Eq.4 ## y-y_0=1/2(v_0+v_x)t ## -> ## t=2(y-y_0)/(v_0+v_y) ##
so now that we have an equation for a function of time, my thought process is that the time when the person throws the ball the height should be 3/4H. I'm not sure if I can do this, but I'm hoping I can set v_y = 0, I think I can use it for the person dropping the ball, but not for the person throwing the ball, but I got stuck here if I didn't.
##t=2(3/4H)/(S+0) ## -> t = 3H/2S
Then for the person throwing the ball down
## t= 1/2(1/4H)/0+S ## -> t=H/2S
then when you set them equal to each other you get H/2s = 3H/2s -> 3
I'm hoping in some way shape or form that is still a t, then to test my answer I plug t=3 into equation 4 again.

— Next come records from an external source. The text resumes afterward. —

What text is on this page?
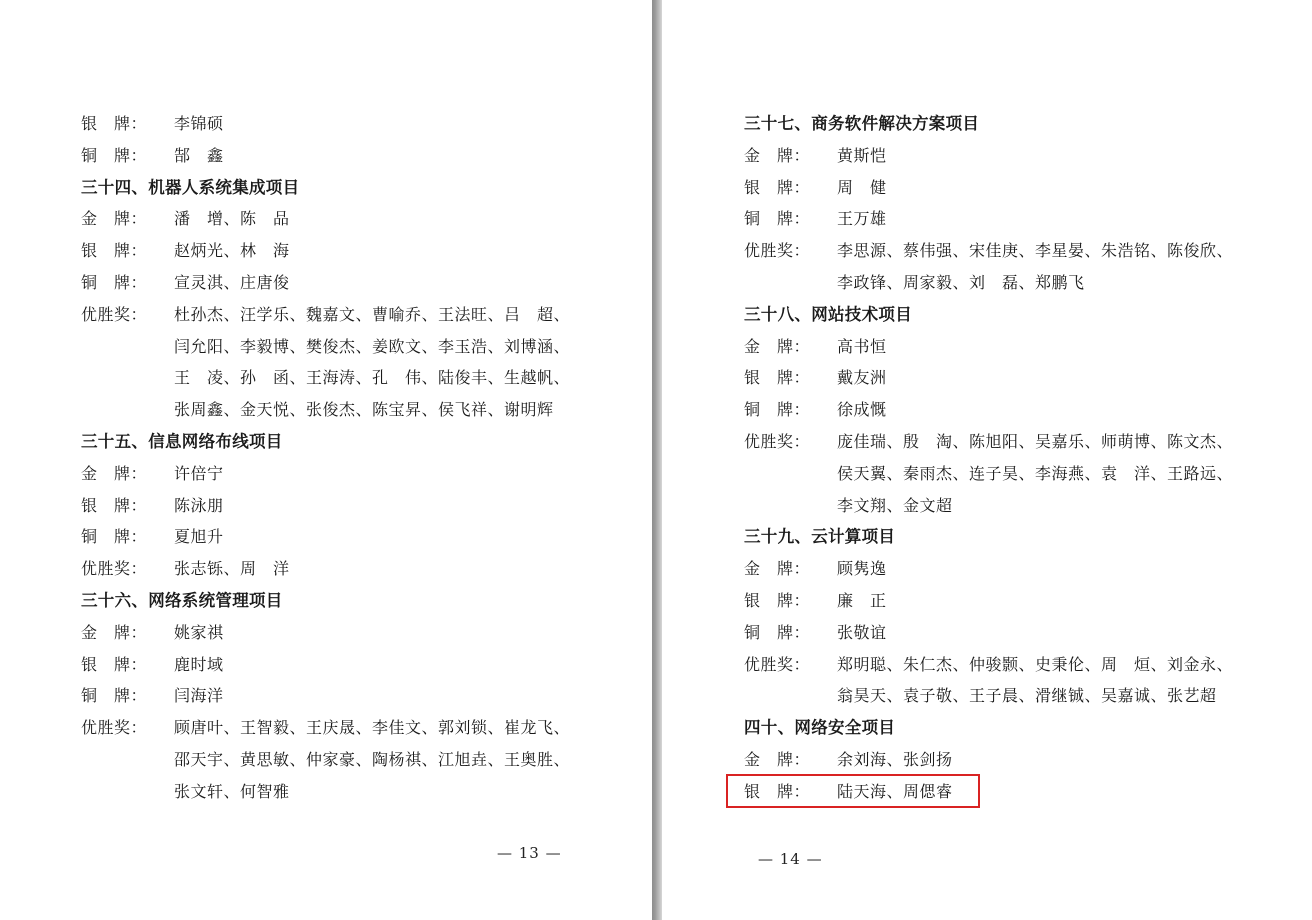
银　牌：	李锦硕
铜　牌：	郜　鑫
三十四、机器人系统集成项目
金　牌：	潘　增、陈　品
银　牌：	赵炳光、林　海
铜　牌：	宣灵淇、庄唐俊
优胜奖：	杜孙杰、汪学乐、魏嘉文、曹喻乔、王法旺、吕　超、
闫允阳、李毅博、樊俊杰、姜欧文、李玉浩、刘博涵、
王　凌、孙　函、王海涛、孔　伟、陆俊丰、生越帆、
张周鑫、金天悦、张俊杰、陈宝昇、侯飞祥、谢明辉
三十五、信息网络布线项目
金　牌：	许倍宁
银　牌：	陈泳朋
铜　牌：	夏旭升
优胜奖：	张志铄、周　洋
三十六、网络系统管理项目
金　牌：	姚家祺
银　牌：	鹿时域
铜　牌：	闫海洋
优胜奖：	顾唐叶、王智毅、王庆晟、李佳文、郭刘锁、崔龙飞、
邵天宇、黄思敏、仲家豪、陶杨祺、江旭垚、王奥胜、
张文轩、何智雅
— 13 —
三十七、商务软件解决方案项目
金　牌：	黄斯恺
银　牌：	周　健
铜　牌：	王万雄
优胜奖：	李思源、蔡伟强、宋佳庚、李星晏、朱浩铭、陈俊欣、
李政锋、周家毅、刘　磊、郑鹏飞
三十八、网站技术项目
金　牌：	高书恒
银　牌：	戴友洲
铜　牌：	徐成慨
优胜奖：	庞佳瑞、殷　淘、陈旭阳、吴嘉乐、师萌博、陈文杰、
侯天翼、秦雨杰、连子昊、李海燕、袁　洋、王路远、
李文翔、金文超
三十九、云计算项目
金　牌：	顾隽逸
银　牌：	廉　正
铜　牌：	张敬谊
优胜奖：	郑明聪、朱仁杰、仲骏颢、史秉伦、周　烜、刘金永、
翁昊天、袁子敬、王子晨、滑继铖、吴嘉诚、张艺超
四十、网络安全项目
金　牌：	余刘海、张剑扬
银　牌：	陆天海、周偲睿
— 14 —
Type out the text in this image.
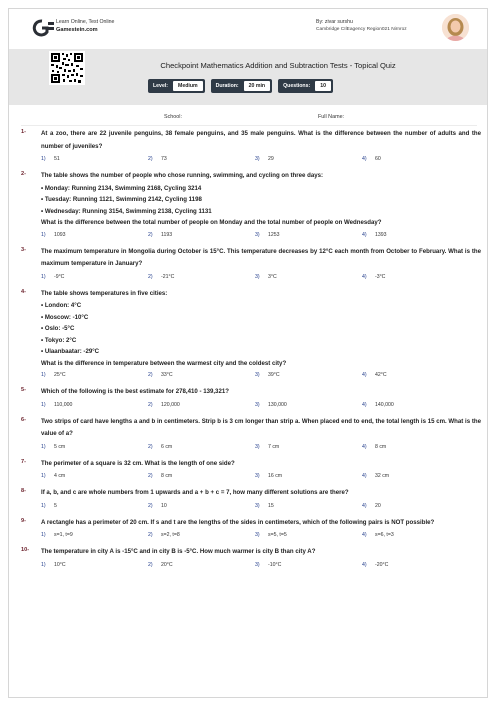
Learn Online, Test Online
Gamestein.com
By: zivar surshu
Cambridge CIlEagency Region021 Nirnroz
Checkpoint Mathematics Addition and Subtraction Tests - Topical Quiz
Level:	Medium	Duration:	20 min	Questions:	10
School:	Full Name:
1-	At a zoo, there are 22 juvenile penguins, 38 female penguins, and 35 male penguins. What is the difference between the number of adults and the number of juveniles?
1)	51	2)	73	3)	29	4)	60
2-	The table shows the number of people who chose running, swimming, and cycling on three days:
• Monday: Running 2134, Swimming 2168, Cycling 3214
• Tuesday: Running 1121, Swimming 2142, Cycling 1198
• Wednesday: Running 3154, Swimming 2138, Cycling 1131
What is the difference between the total number of people on Monday and the total number of people on Wednesday?
1)	1093	2)	1193	3)	1253	4)	1393
3-	The maximum temperature in Mongolia during October is 15°C. This temperature decreases by 12°C each month from October to February. What is the maximum temperature in January?
1)	-9°C	2)	-21°C	3)	3°C	4)	-3°C
4-	The table shows temperatures in five cities:
• London: 4°C
• Moscow: -10°C
• Oslo: -5°C
• Tokyo: 2°C
• Ulaanbaatar: -29°C
What is the difference in temperature between the warmest city and the coldest city?
1)	25°C	2)	33°C	3)	39°C	4)	42°C
5-	Which of the following is the best estimate for 278,410 - 139,321?
1)	110,000	2)	120,000	3)	130,000	4)	140,000
6-	Two strips of card have lengths a and b in centimeters. Strip b is 3 cm longer than strip a. When placed end to end, the total length is 15 cm. What is the value of a?
1)	5 cm	2)	6 cm	3)	7 cm	4)	8 cm
7-	The perimeter of a square is 32 cm. What is the length of one side?
1)	4 cm	2)	8 cm	3)	16 cm	4)	32 cm
8-	If a, b, and c are whole numbers from 1 upwards and a + b + c = 7, how many different solutions are there?
1)	5	2)	10	3)	15	4)	20
9-	A rectangle has a perimeter of 20 cm. If s and t are the lengths of the sides in centimeters, which of the following pairs is NOT possible?
1)	s=1, t=9	2)	s=2, t=8	3)	s=5, t=5	4)	s=6, t=3
10-	The temperature in city A is -15°C and in city B is -5°C. How much warmer is city B than city A?
1)	10°C	2)	20°C	3)	-10°C	4)	-20°C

##dropping: y-y_0= 1/2(v_0+v_y)t## -> ## 1/4H= 1/2(0+S)3 ## -> ##H=6S##
##throwing: y-y_0 = 1/2(v_0+v_y)t ## -> ## 3/4H=1/2(S+0)3 ## -> ##H=2S##
Set them equal to each other to get 3 again. I think at this point its a huge stretch, and it's probably just an algebra reason why I got 3 again. I'm not sure how else to approach this.